There’s a strong 8-page supporting story too, called “Navy Seals: Human Shields (Part 1 of 3)”. It’s cleverly written by Jonathan Vankin. It’s deftly rendered by Phil Winslade, Thomas Chu, and Rob Leigh.
Longtime fans of the Sgt Rock franchise, including yours truly, have just been served an artistic feast.
Page One gets right down to it, with the BEST dark panel that I’ve seen all year, anywhere.
And if it’s explosions that you’re looking for, Men Of War delivers in spades. Page Two sets the bar high and wide.
Behind enemy lines; a drop zone in a hot zone. A covert search-and-rescue op. Find the senator. And then get out. Don’t let anyone else see you.

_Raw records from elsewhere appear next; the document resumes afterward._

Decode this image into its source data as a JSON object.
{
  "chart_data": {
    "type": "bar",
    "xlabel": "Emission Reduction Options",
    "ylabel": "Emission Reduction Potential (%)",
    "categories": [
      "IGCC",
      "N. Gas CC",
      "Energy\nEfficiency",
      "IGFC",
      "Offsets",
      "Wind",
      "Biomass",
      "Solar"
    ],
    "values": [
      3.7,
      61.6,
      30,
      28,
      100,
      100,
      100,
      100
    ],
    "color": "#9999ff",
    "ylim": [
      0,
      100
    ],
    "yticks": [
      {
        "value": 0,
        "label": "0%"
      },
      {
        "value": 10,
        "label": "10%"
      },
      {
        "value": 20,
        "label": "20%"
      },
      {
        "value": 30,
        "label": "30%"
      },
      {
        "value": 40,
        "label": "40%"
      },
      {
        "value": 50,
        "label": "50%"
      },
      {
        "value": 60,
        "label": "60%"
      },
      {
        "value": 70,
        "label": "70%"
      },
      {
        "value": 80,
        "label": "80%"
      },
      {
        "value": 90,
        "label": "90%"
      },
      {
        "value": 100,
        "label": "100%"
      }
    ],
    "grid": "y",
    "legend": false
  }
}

Sound easy? This isn’t exactly Easy Company.
Who is this Corporal Joseph Rock anyway? Only the grandson of a legend. The late Sergeant Frank Rock casts a long shadow across the pages of this not-so-funnybook. Grandson holds his own in this, his first foray into the hallowed grounds.
I salute the Men Of War creative team for numerous notable achievements in their storycraft.
First and foremost, the bookend technique is performed with precision. Two pages in, and two pages out. That’s clout. Nice touch.
Secondly, the villain. The villain in this tale goes against the grain of what anyone might expect, given the fact that it’s a war comic, and knowing that it’s about soldiers.
Thirdly, the commencement technique, accompanied by a priceless facial expression on Grandson, as if he’d just seen old Granddad’s ghost. And it’s the hook that’s bringing me back again for more next month.
Fourthly, the thought-provoking cover design, by Viktor Kalvachev (I love that name, and I can say it all the live-long day. Don’t get me started). See how the eagle bleeds into the gun. See how those dogtags make you quietly smile insde.
Lastly, the angular panelcraft, which adorns five of the feature’s twenty pages. It just feels like the right formula of mastery and restraint.
One area that’s perhaps a trifle lean is the character development. Chiefly, that’s because writer Ivan Brandon wastes zero time giving us a wartime drama that we can all stand up and cheer for!
Men Of War is well worth the time it takes you to read a brisk 20-page comic. And remember, the 8-page supporting story is no slouch either. I’m ecstatic to see Men Of War in print, and I’m grateful to DC Comics for taking it a chance with it.
As for whether or not Grandson saves the politician? We’ll find out, won’t we?